Monarch Minimization

Monarch Minimization

Disappointing Decline

Each year monarch butterflies, Danaus plexippus, travel 3,000 miles migrating to and from overwintering sites in Mexico. It is known to be one of the most spectacular migration events on earth, but it appears to be in decline.  There are many factors affecting monarch populations including; habitat loss, drought conditions, misuse of pesticides, reduced availability of milkweed and illegal logging operations in overwintering habitat. Over 6,000 acres of prime caterpillar development, refueling and overwintering monarch habitat is lost each year to development. An estimated 90% decline in migrating populations has been recorded in recent years, a loss felt through the ecosystem, agriculture and community. Monarch butterflies are important pollinators, which are necessary for a large percentage of agricultural food production as well as landscape plant reproduction.

How You can Help!

There are many ways to get involved in saving the monarch butterfly population from planting butterfly attracting plants to lobbying for land use changes, everyone can play a part:

Monarch eggs and caterpillars rely on milkweed plants for their growth and development.

Monarch eggs and caterpillars rely on milkweed plants for their growth and development.

Plant Milkweed– Monarch caterpillars depend on milkweed for their growth and development. There are hundreds of native milkweed species in the United States, check out: http://www.monarchwatch.org/ to find out which milkweed species to plant in your region.

Plant Butterfly Attracting Plants– Adult butterflies feed on plant nectar to provide necessary energy for breeding, migrations and store reserves for winter. Including plants preferred by butterflies in your garden will help them survive and thrive. Download a list of plants attractive to monarch butterflies here: http://pollinator.org/PDFs/MonarchGardenPlants.pdf.

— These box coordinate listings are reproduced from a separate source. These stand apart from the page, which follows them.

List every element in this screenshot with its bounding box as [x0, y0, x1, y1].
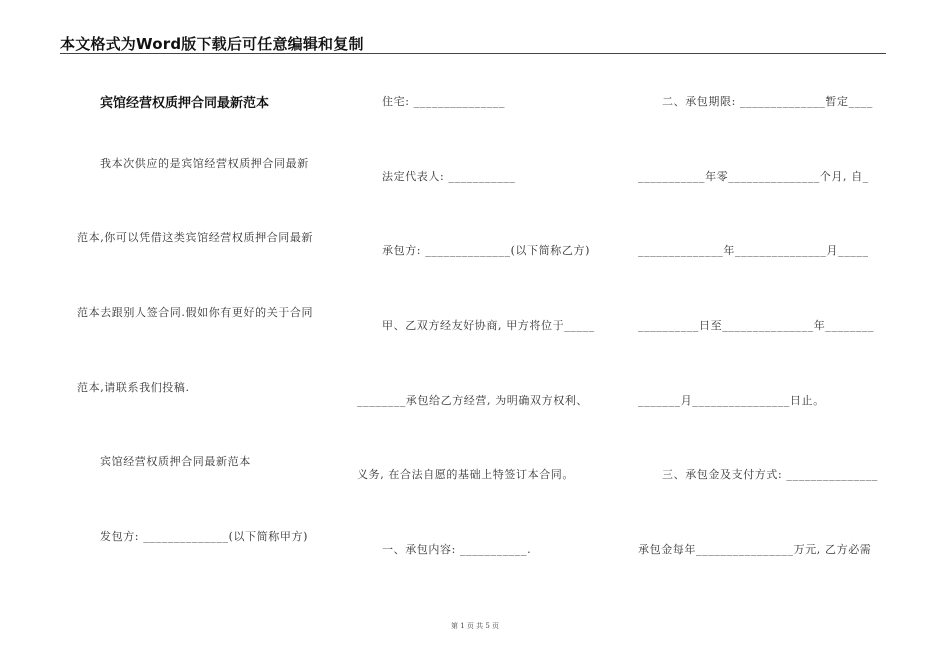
paragraph-line: 发包方: ______________(以下简称甲方): [100, 530, 308, 543]
paragraph-line: 范本去跟别人签合同.假如你有更好的关于合同: [77, 306, 314, 319]
paragraph-line: 承包金每年________________万元, 乙方必需: [638, 543, 872, 556]
paragraph-line: ______________年_______________月_____: [638, 244, 869, 257]
page-number: 第 1 页 共 5 页: [450, 622, 500, 630]
paragraph-line: 义务, 在合法自愿的基础上特签订本合同。: [357, 468, 574, 481]
paragraph-line: 宾馆经营权质押合同最新范本: [100, 455, 251, 468]
paragraph-line: ________承包给乙方经营, 为明确双方权利、: [357, 394, 588, 407]
paragraph-line: 一、承包内容: ___________.: [382, 543, 532, 556]
paragraph-line: _______月________________日止。: [638, 394, 825, 407]
paragraph-line: 住宅: _______________: [382, 95, 506, 108]
paragraph-line: 法定代表人: ___________: [382, 170, 516, 183]
paragraph-line: 我本次供应的是宾馆经营权质押合同最新: [100, 157, 309, 170]
paragraph-line: 范本,你可以凭借这类宾馆经营权质押合同最新: [77, 231, 314, 244]
paragraph-line: 范本,请联系我们投稿.: [77, 381, 190, 394]
paragraph-line: ___________年零_______________个月, 自_: [638, 170, 869, 183]
paragraph-line: 甲、乙双方经友好协商, 甲方将位于_____: [382, 319, 595, 332]
paragraph-line: 二、承包期限: ______________暂定____: [662, 95, 874, 108]
paragraph-line: 承包方: ______________(以下简称乙方): [382, 244, 590, 257]
document-header-title: 本文格式为Word版下载后可任意编辑和复制: [60, 35, 364, 53]
paragraph-line: 三、承包金及支付方式: _______________: [662, 468, 878, 481]
header-divider: [60, 53, 886, 54]
document-title: 宾馆经营权质押合同最新范本: [100, 96, 270, 111]
paragraph-line: __________日至_______________年________: [638, 319, 875, 332]
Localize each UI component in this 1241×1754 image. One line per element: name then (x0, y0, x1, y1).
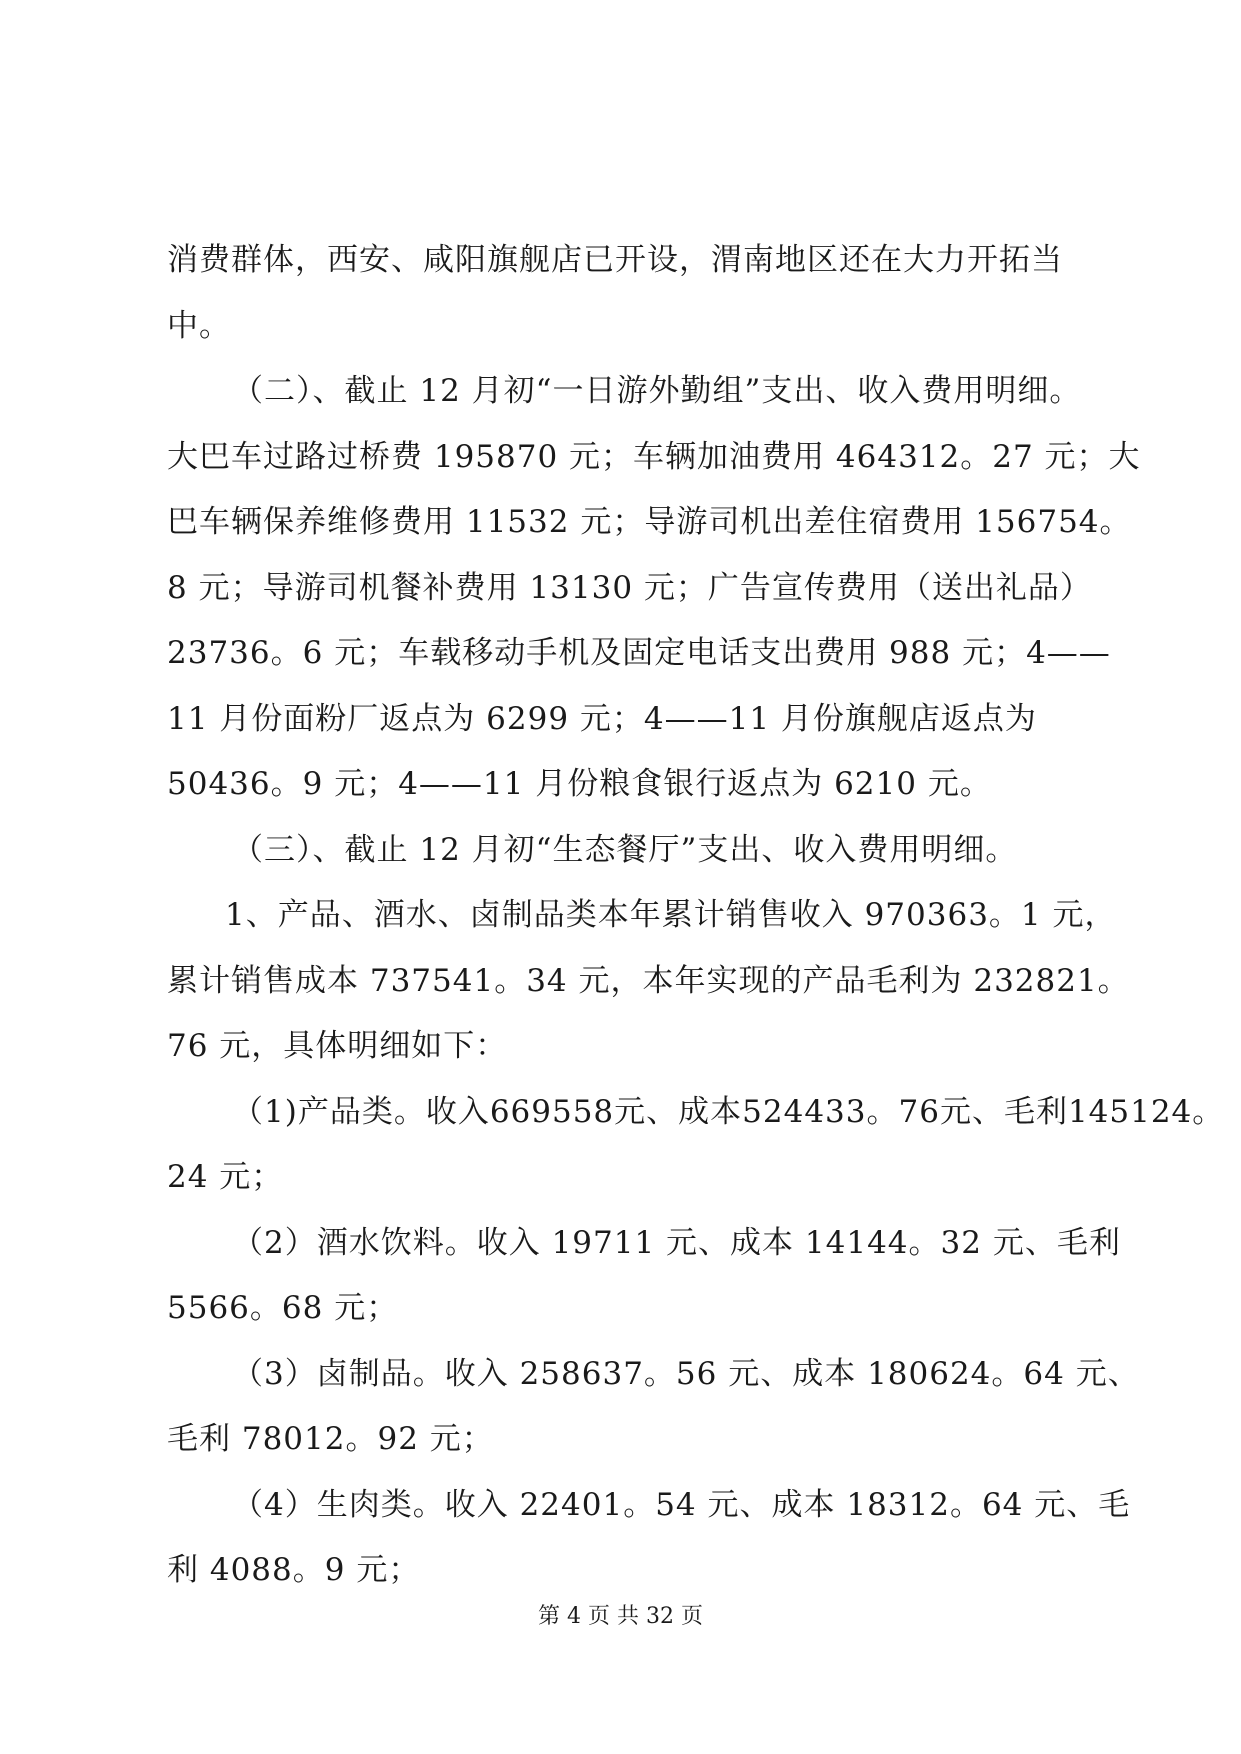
text-line: 50436。9 元；4——11 月份粮食银行返点为 6210 元。 (167, 766, 992, 802)
text-line: 累计销售成本 737541。34 元，本年实现的产品毛利为 232821。 (167, 962, 1130, 999)
text-line: 11 月份面粉厂返点为 6299 元；4——11 月份旗舰店返点为 (167, 700, 1037, 737)
text-line: 23736。6 元；车载移动手机及固定电话支出费用 988 元；4—— (167, 635, 1111, 671)
text-line: 24 元； (167, 1159, 284, 1195)
body-text (167, 228, 1225, 1604)
text-line: 中。 (167, 307, 231, 344)
text-line: 大巴车过路过桥费 195870 元；车辆加油费用 464312。27 元；大 (167, 438, 1141, 475)
list-item: （4）生肉类。收入 22401。54 元、成本 18312。64 元、毛 (232, 1486, 1131, 1523)
section-heading: （三）、截止 12 月初“生态餐厅”支出、收入费用明细。 (232, 831, 1018, 868)
text-line: 毛利 78012。92 元； (167, 1421, 494, 1457)
text-line: 巴车辆保养维修费用 11532 元；导游司机出差住宿费用 156754。 (167, 504, 1132, 540)
list-item: （3）卤制品。收入 258637。56 元、成本 180624。64 元、 (232, 1355, 1140, 1392)
text-line: 8 元；导游司机餐补费用 13130 元；广告宣传费用（送出礼品） (167, 569, 1092, 606)
page-number-footer: 第 4 页 共 32 页 (538, 1604, 703, 1629)
text-line: 1、产品、酒水、卤制品类本年累计销售收入 970363。1 元， (225, 897, 1117, 933)
text-line: 利 4088。9 元； (167, 1552, 421, 1588)
text-line: 76 元，具体明细如下： (167, 1028, 508, 1064)
text-line: 5566。68 元； (167, 1290, 399, 1326)
section-heading: （二）、截止 12 月初“一日游外勤组”支出、收入费用明细。 (232, 373, 1082, 409)
text-line: 消费群体，西安、咸阳旗舰店已开设，渭南地区还在大力开拓当 (167, 242, 1063, 278)
list-item: （2）酒水饮料。收入 19711 元、成本 14144。32 元、毛利 (232, 1224, 1121, 1261)
list-item: （1)产品类。收入669558元、成本524433。76元、毛利145124。 (232, 1093, 1225, 1130)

Get Involved with Public Decision Making Processes– Open spaces, green spaces, roadsides, parks and utility rights of way are all opportunities to create or maintain butterfly habitat. Get and stay involved with local land use decision-making to conserve and create habitat.

Citizen Science Sighting and Tracking – Data collected by concerned citizens around the world is helpful in making empirical analyses regarding butterfly population changes. Register at http://www.journeynorth.org/ to record your sightings and have your data included in the broader effort.

Maintain Your Landscape Responsibly– The proper use of insecticides and herbicides combined with cultural pest control methods will help with the preservation of these sensitive and important species. Your arborist can develop an integrated pest management plan for your landscape that will help achieve health and vigor in your plants while protecting the environment. Pesticides should always be applied by a trained technician for proper usage and targeted control.